|The terror of the free-fall|
In case I had no proof of my insanity, well tonight put all doubts to rest. I did a 130 ft. bungee jump.
I am terrified of heights.
But tonight I was feeling rather reckless.
I was at the LA County Fair with some friends and watched with disbelief as people leapt from the steel cage suspended by a crane, way up 130 feet in the air, screaming with delight at the sheer terror of the free fall.
When they seemed ready to splatter on the pavement below, the thick bungee cord would take over and with vicious recoil send them hurtling back up around 20 to 30 feet so that they would fall again.
My disbelief turned to interest, and my interest turned to recklessness.
The jump was $40 and if you wanted DVD proof of your exploits (which I did) that was another $15. I paid for the jump and my awesome friends paid for the DVD.
I won’t lie, my hands were shaking as I filled out all the waiver forms.

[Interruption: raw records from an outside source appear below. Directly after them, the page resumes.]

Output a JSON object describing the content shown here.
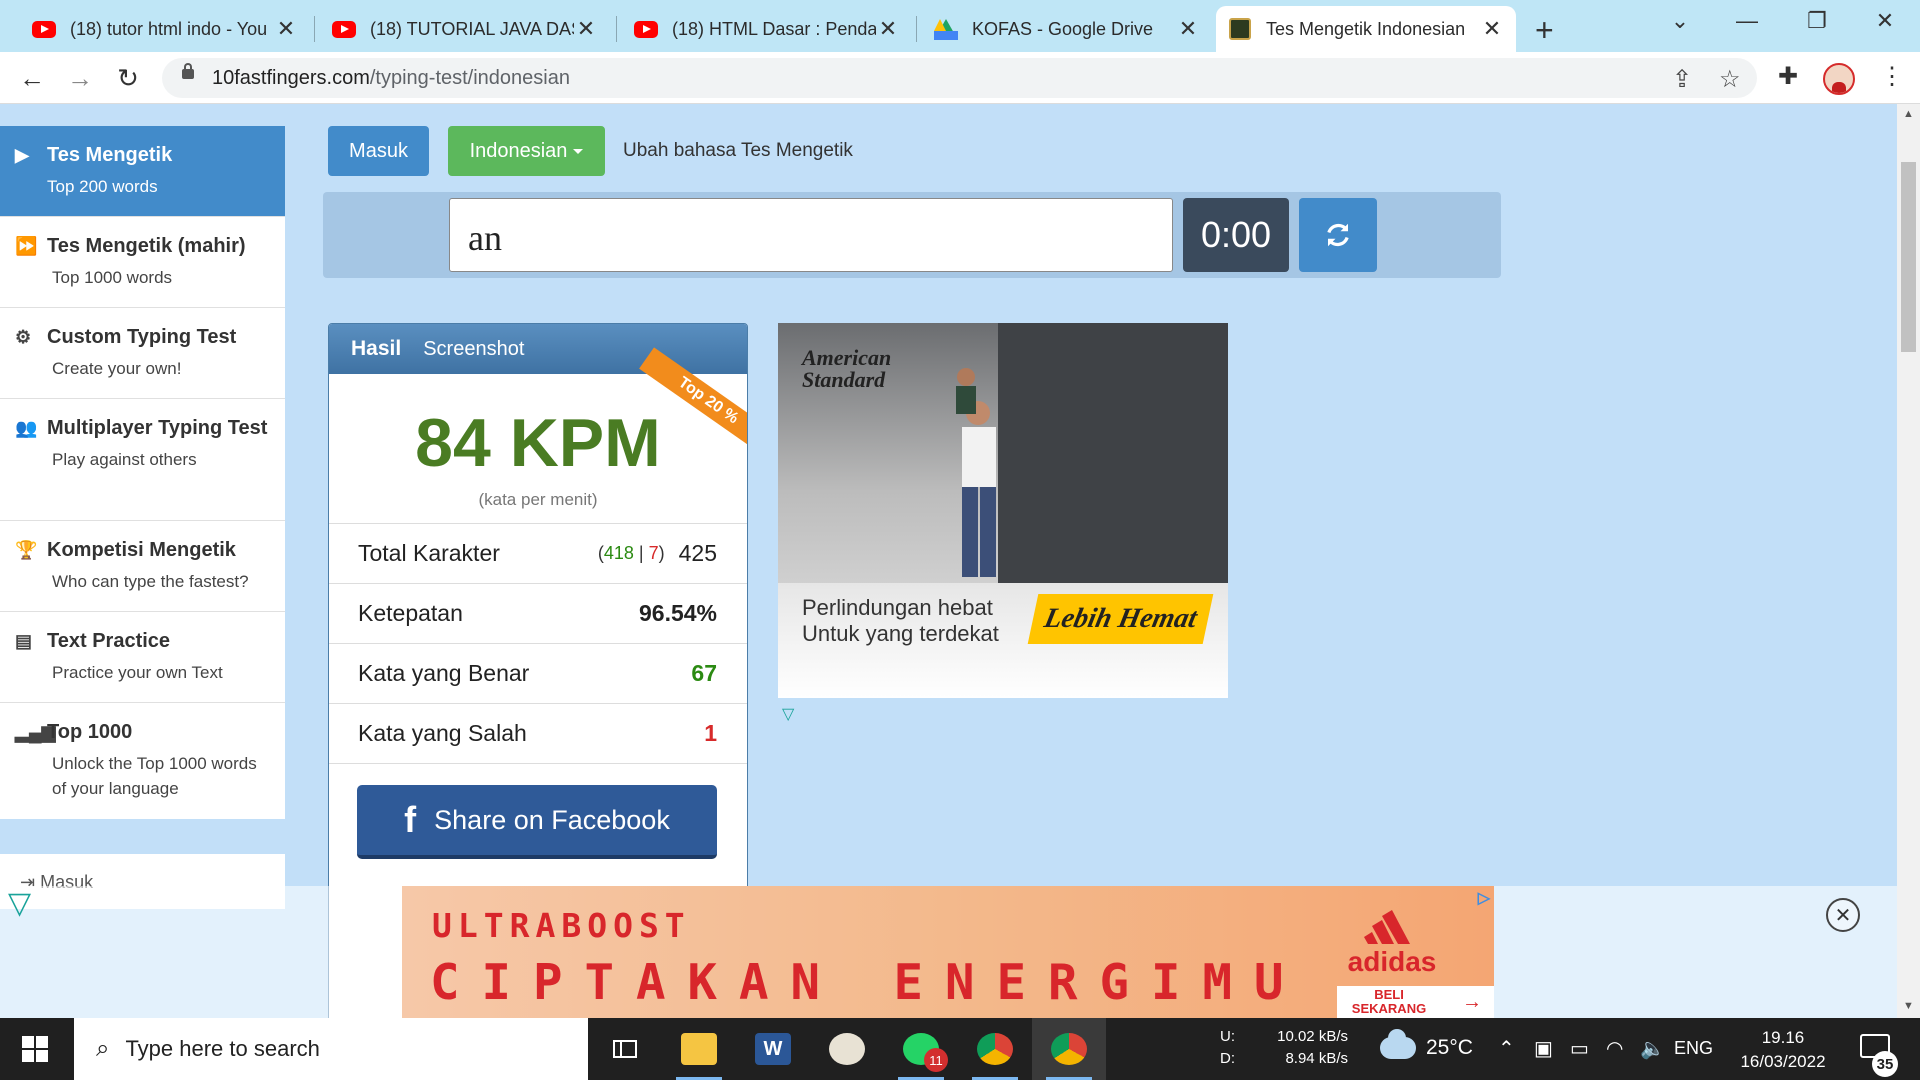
{
  "browser": {
    "tabs": [
      {
        "label": "(18) tutor html indo - You",
        "icon": "youtube-icon",
        "active": false
      },
      {
        "label": "(18) TUTORIAL JAVA DASA",
        "icon": "youtube-icon",
        "active": false
      },
      {
        "label": "(18) HTML Dasar : Pendah",
        "icon": "youtube-icon",
        "active": false
      },
      {
        "label": "KOFAS - Google Drive",
        "icon": "google-drive-icon",
        "active": false
      },
      {
        "label": "Tes Mengetik Indonesian",
        "icon": "10fastfingers-icon",
        "active": true
      }
    ],
    "url_host": "10fastfingers.com",
    "url_path": "/typing-test/indonesian"
  },
  "page": {
    "login_button": "Masuk",
    "language_button": "Indonesian",
    "language_hint": "Ubah bahasa Tes Mengetik",
    "typing_value": "an",
    "timer": "0:00"
  },
  "sidebar": {
    "items": [
      {
        "title": "Tes Mengetik",
        "sub": "Top 200 words",
        "icon": "play-icon"
      },
      {
        "title": "Tes Mengetik (mahir)",
        "sub": "Top 1000 words",
        "icon": "fast-forward-icon"
      },
      {
        "title": "Custom Typing Test",
        "sub": "Create your own!",
        "icon": "gears-icon"
      },
      {
        "title": "Multiplayer Typing Test",
        "sub": "Play against others",
        "icon": "users-icon"
      },
      {
        "title": "Kompetisi Mengetik",
        "sub": "Who can type the fastest?",
        "icon": "trophy-icon"
      },
      {
        "title": "Text Practice",
        "sub": "Practice your own Text",
        "icon": "document-icon"
      },
      {
        "title": "Top 1000",
        "sub": "Unlock the Top 1000 words of your language",
        "icon": "signal-bars-icon"
      }
    ],
    "login": "Masuk"
  },
  "results": {
    "tab_result": "Hasil",
    "tab_screenshot": "Screenshot",
    "badge": "Top 20 %",
    "wpm": "84 KPM",
    "wpm_sub": "(kata per menit)",
    "rows": [
      {
        "label": "Total Karakter",
        "value": "425"
      },
      {
        "label": "Ketepatan",
        "value": "96.54%"
      },
      {
        "label": "Kata yang Benar",
        "value": "67"
      },
      {
        "label": "Kata yang Salah",
        "value": "1"
      }
    ],
    "keys_correct": "418",
    "keys_wrong": "7",
    "share_button": "Share on Facebook"
  },
  "ad_side": {
    "brand": "American Standard",
    "line1": "Perlindungan hebat",
    "line2": "Untuk yang terdekat",
    "cta": "Lebih Hemat"
  },
  "ad_banner": {
    "title": "ULTRABOOST",
    "headline": "CIPTAKAN ENERGIMU",
    "brand": "adidas",
    "cta": "BELI SEKARANG"
  },
  "taskbar": {
    "search_placeholder": "Type here to search",
    "upload_label": "U:",
    "download_label": "D:",
    "upload": "10.02 kB/s",
    "download": "8.94 kB/s",
    "temperature": "25°C",
    "language": "ENG",
    "time": "19.16",
    "date": "16/03/2022",
    "notifications": "35",
    "whatsapp_badge": "11"
  }
}
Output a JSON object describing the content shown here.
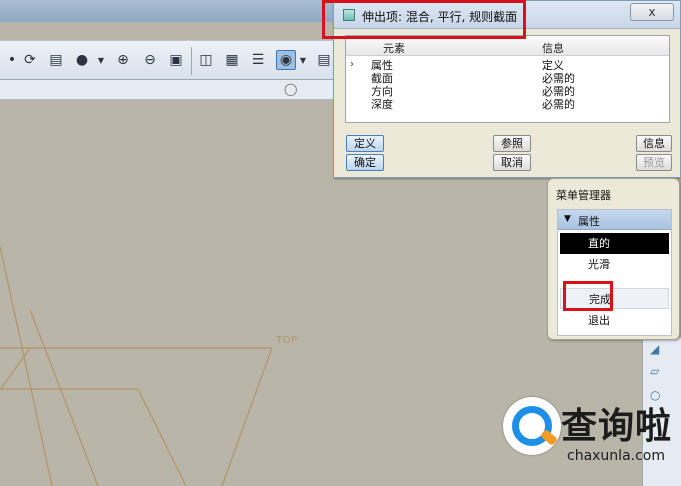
{
  "dialog": {
    "title": "伸出项: 混合, 平行, 规则截面",
    "close_label": "x",
    "columns": {
      "element": "元素",
      "info": "信息"
    },
    "rows": [
      {
        "element": "属性",
        "info": "定义"
      },
      {
        "element": "截面",
        "info": "必需的"
      },
      {
        "element": "方向",
        "info": "必需的"
      },
      {
        "element": "深度",
        "info": "必需的"
      }
    ],
    "buttons": {
      "define": "定义",
      "reference": "参照",
      "info": "信息",
      "ok": "确定",
      "cancel": "取消",
      "preview": "预览"
    }
  },
  "menu_manager": {
    "title": "菜单管理器",
    "section": "属性",
    "items": [
      {
        "label": "直的"
      },
      {
        "label": "光滑"
      },
      {
        "label": "完成"
      },
      {
        "label": "退出"
      }
    ]
  },
  "graphics": {
    "plane_label": "TOP"
  },
  "toolbar": {
    "icons": [
      "sketch-icon",
      "regenerate-icon",
      "shading-icon",
      "sphere-icon",
      "zoom-in-icon",
      "zoom-out-icon",
      "refit-icon",
      "datum-plane-icon",
      "annotation-icon",
      "layers-icon",
      "blend-icon",
      "table-icon"
    ]
  },
  "watermark": {
    "name": "查询啦",
    "url": "chaxunla.com"
  },
  "colors": {
    "highlight": "#d8121d",
    "sketch_line": "#b39565",
    "graphics_bg": "#b9b6a9",
    "selected_item": "#000000"
  }
}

After paying and signing all my rights away, I removed my shoes, and then a girl came and harnessed me up. I had some waist harness sort of like what rock climbers use plus two ankle braces that would connect to the bungee cord.
After suiting me up, she checked and tightened all the straps several times over, but as I stood in line, I fidgeted with the straps – tightening and re-tightening.
It seemed like forever while I waited for my turn and the longer I waited the more nervous I became. I knew I would have no problem riding up 130 feet but I knew I would have trouble actually jumping.
Finally my turn came.
My friends screamed their support for me as I stood in the little cage and had the bungee cord attached to me.
I crossed my fingers as the steel cage rode up and up and up and up, I looked down at the disappearing ground and slowly began to realize how high up I was.
Suddenly the steel cage stopped, and the little door was opened.
I stepped out onto the platform but my hands had a death-grip on the handles. I turned to the trainer and told him to push me if I didn’t jump after the count.
Then I looked down.
In my head I heard, “Three. Two. One. Jump!”.
But nope, there was no jump in me.
Then I felt the hand on my back pushing and with a muttered expletive, I jumped.
The fall was intense.
Raw fear grabbed my chest as I simply fell with no restraint. In shock I watched as the pavement came racing up to catch me.
Then I freaked out and closed my eyes, waiting for the kiss of death.
But a split second later, the bungee cord became my savior, throwing me back up in the air like a rag doll.
The recoil was jarring. It felt as if my stomach was just shoved into my chest.
Then I fell again.
This time I laughed because I knew the bungee would catch me.
After several bounces and swinging like a pendulum, I finally landed on the big air tent, then was caught by the assistants who sat me down in a chair. My whole body was shaking with the exhilaration, and yet I was proud.
Proud, because I had finally done something absolutely reckless (in my opinion). I had faced a fear. I had disdained common sense and lived. I have no clue what got into my head and persuaded me to bungee jump but it was the superlative of “cool”.
I will never jump again. But I can relive the jump every time I look at the video and that is plenty for me. As Rihanna said, “Cheers to a freakin’ weekend”.